White House administration to Lift Restriction on Abortion Pills

This decision reverses a Trump administration policy supported by the Supreme Court earlier this year. ACOG represents about 90% of obstetricians and gynecologists in the field, requested last year that the FDA should lift its long-standing requirement that mifepristone (Mifeprex) be dispensed by a doctor in person. The medical group argued that not only was the in-person requirement medically unnecessary, but in the context of the COVID-19 pandemic placed patients and medical staff at risk of exposure to the virus. When the FDA rejected the request, ACOG and a coalition of medical organizations sued, and in July a federal court agreed, temporarily suspending the FDA’s in-person rule. In August an appellate court unanimously declined the Trump administration’s request to reverse the lower court’s decision.

Two weeks later, the Trump administration went to the Supreme Court, asking for it to block the lower courts’ orders.

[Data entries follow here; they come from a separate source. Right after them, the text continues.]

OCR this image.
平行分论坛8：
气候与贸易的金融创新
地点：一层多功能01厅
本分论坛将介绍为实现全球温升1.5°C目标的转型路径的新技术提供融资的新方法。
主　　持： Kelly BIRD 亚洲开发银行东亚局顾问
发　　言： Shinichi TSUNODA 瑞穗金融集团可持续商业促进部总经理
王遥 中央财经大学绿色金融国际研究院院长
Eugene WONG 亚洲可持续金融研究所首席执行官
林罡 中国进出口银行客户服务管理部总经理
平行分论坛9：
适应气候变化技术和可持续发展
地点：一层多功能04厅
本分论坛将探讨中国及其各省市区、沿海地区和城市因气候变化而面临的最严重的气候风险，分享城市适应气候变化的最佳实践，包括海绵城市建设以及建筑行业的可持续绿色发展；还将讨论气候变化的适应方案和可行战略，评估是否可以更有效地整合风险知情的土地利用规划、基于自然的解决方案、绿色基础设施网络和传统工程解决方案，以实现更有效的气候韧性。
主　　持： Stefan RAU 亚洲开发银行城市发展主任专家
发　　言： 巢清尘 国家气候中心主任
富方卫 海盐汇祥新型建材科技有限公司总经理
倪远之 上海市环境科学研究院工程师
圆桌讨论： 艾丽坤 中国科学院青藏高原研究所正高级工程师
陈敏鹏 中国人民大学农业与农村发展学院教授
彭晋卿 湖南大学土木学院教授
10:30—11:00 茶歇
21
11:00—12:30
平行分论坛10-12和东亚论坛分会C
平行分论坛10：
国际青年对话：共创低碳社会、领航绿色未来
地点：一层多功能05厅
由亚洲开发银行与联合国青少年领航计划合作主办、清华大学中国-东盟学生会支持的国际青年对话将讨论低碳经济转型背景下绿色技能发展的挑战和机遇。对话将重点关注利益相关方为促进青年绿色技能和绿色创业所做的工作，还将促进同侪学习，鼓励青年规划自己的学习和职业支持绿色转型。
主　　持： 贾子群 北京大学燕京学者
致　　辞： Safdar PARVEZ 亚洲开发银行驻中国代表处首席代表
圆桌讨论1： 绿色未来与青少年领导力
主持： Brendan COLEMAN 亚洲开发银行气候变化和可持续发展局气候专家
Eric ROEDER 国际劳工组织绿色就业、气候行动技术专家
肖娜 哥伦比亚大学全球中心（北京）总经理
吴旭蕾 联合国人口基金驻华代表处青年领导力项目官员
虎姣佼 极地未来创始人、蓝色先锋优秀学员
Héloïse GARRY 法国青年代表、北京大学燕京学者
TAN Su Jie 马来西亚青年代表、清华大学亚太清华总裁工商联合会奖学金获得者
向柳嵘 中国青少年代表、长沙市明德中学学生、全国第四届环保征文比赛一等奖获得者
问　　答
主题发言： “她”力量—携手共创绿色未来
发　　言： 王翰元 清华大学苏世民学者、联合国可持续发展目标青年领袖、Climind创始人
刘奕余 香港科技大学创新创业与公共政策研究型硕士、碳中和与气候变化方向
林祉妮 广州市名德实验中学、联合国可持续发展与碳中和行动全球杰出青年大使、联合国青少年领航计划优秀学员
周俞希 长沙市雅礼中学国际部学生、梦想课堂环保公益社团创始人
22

In that request, attorneys for the FDA wrote that the drug used in medication abortion carries serious risks including bleeding requiring surgical intervention and that in-person dispensing mitigates those risks. In January, the justices allowed the Trump administration to reinstate the in-person requirement, reversing the lower courts’ decisions. The Supreme Court’s decision was its first major action on abortion since Justice Amy Coney Barrett was confirmed last fall. ACOG chief executive officer Maureen G. Phipps issued a statement and said, “By halting enforcement of the in-person dispensing requirement during the COVID-19 pandemic, the FDA is recognizing and responding to the available evidence, which has clearly and definitively demonstrated that the in-person dispensing requirement for mifepristone is unnecessary and restrictive”.